Julia Poska | November 20, 2019

An Iowa plant that produces ethanol from cellulose found in corn residue announced Tuesday that it will stop commercial operations in February.

Cellulosic ethanol is widely regarded as a more environmentally friendly version of the plant-based fuel because it provides a use for waste products like cobs and stalks rather than an incentive to put more land into industrial corn production.

Typical ethanol, made from corn kernels, has an “energy return on investment” (EROI) of less than 2:1, most sources agree. This means that the fuel supplies only about as much energy as was put into growing and refining the product. Researchers believe EROI for cellulosic ethanol could be somewhat higher than for corn-based ethanol, but still much lower than for other energy sources.

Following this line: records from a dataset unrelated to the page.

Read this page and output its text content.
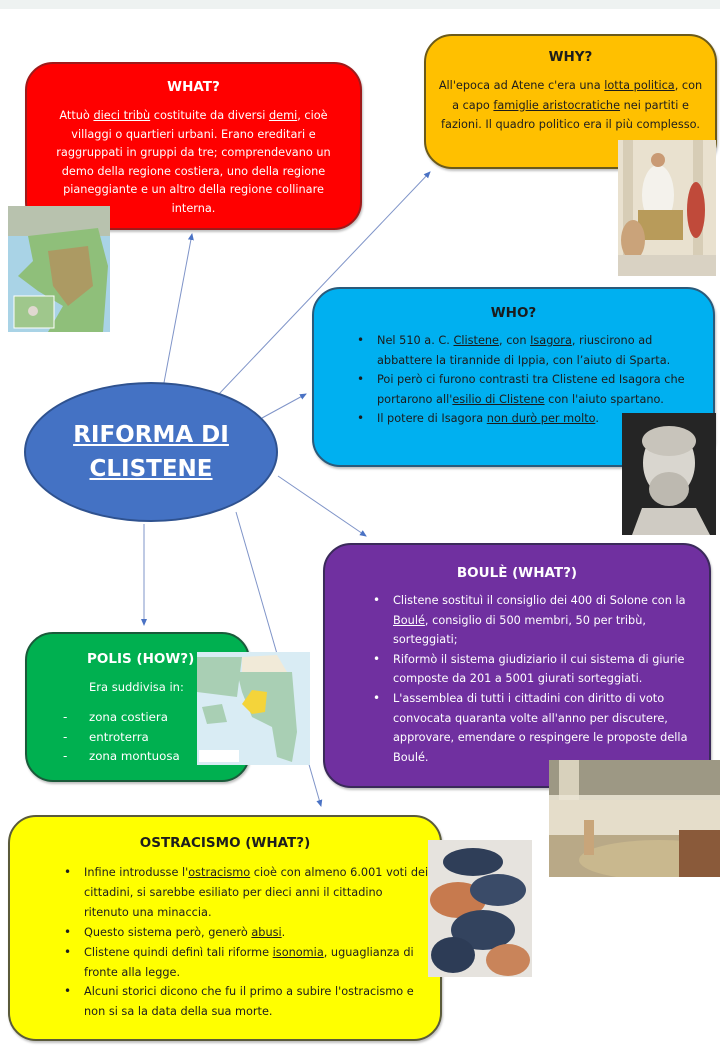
WHAT?

Attuò dieci tribù costituite da diversi demi, cioè villaggi o quartieri urbani. Erano ereditari e raggruppati in gruppi da tre; comprendevano un demo della regione costiera, uno della regione pianeggiante e un altro della regione collinare interna.

WHY?

All'epoca ad Atene c'era una lotta politica, con a capo famiglie aristocratiche nei partiti e fazioni. Il quadro politico era il più complesso.

WHO?
• Nel 510 a. C. Clistene, con Isagora, riuscirono ad abbattere la tirannide di Ippia, con l’aiuto di Sparta.
• Poi però ci furono contrasti tra Clistene ed Isagora che portarono all'esilio di Clistene con l'aiuto spartano.
• Il potere di Isagora non durò per molto.
BOULÈ (WHAT?)
• Clistene sostituì il consiglio dei 400 di Solone con la Boulé, consiglio di 500 membri, 50 per tribù, sorteggiati;
• Riformò il sistema giudiziario il cui sistema di giurie composte da 201 a 5001 giurati sorteggiati.
• L'assemblea di tutti i cittadini con diritto di voto convocata quaranta volte all'anno per discutere, approvare, emendare o respingere le proposte della Boulé.
POLIS (HOW?)
Era suddivisa in:
- zona costiera
- entroterra
- zona montuosa
OSTRACISMO (WHAT?)
• Infine introdusse l'ostracismo cioè con almeno 6.001 voti dei cittadini, si sarebbe esiliato per dieci anni il cittadino ritenuto una minaccia.
• Questo sistema però, generò abusi.
• Clistene quindi definì tali riforme isonomia, uguaglianza di fronte alla legge.
• Alcuni storici dicono che fu il primo a subire l'ostracismo e non si sa la data della sua morte.
RIFORMA DI
CLISTENE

Despite the apparent benefits, cellulosic ethanol has been slow to take off. The Renewable Fuels Association 2019 Ethanol Industry Outlook report indicated that cellulosic sources provide only about 3.4% of U.S. ethanol production capacity.

The Des Moines Register reported that personnel of the plant, owned by POET, blamed the “pause” in production on the U.S. Environmental Protection Agency for granting Renewable Fuel Standard exemptions to oil refineries in recent years. The RFS sets minimum levels of biofuel that gasoline and diesel must contain, so exemptions reduce what would otherwise be a guaranteed demand for biofuel.

Cellulosic ethanol production has lagged behind forecasts since it first entered commercial purview, however.  In 2007, the Bush administration called for 100 million and 250 million gallons of commercial cellulosic ethanol production in 2010 and 2011 respectively. Actual commercial production did not begin until 2012, according to MIT Technology Review.

In July 2018, ethanolproducer.com thought national production of cellulosic ethanol could top 15 million gallons, far behind the EPA’s goal of 7 billion gallons for that year.

The POET cellulosic ethanol plant in Emmetsburg, Iowa opened in 2014, according to the Register. The facility cost $275 million to build and received about $120 million in state and federal incentives. The plant has a capacity to produce 20 million gallons of cellulosic ethanol annually, according to POET, and has spent years working on “optimizing” the production process to reach full capacity.

The plant will continue doing “research and development” on cellulosic ethanol while producing regular corn ethanol at another plant next door, according to the Register. Another cellulosic ethanol plant in Nevada, Iowa closed in 2017, the Register also reported.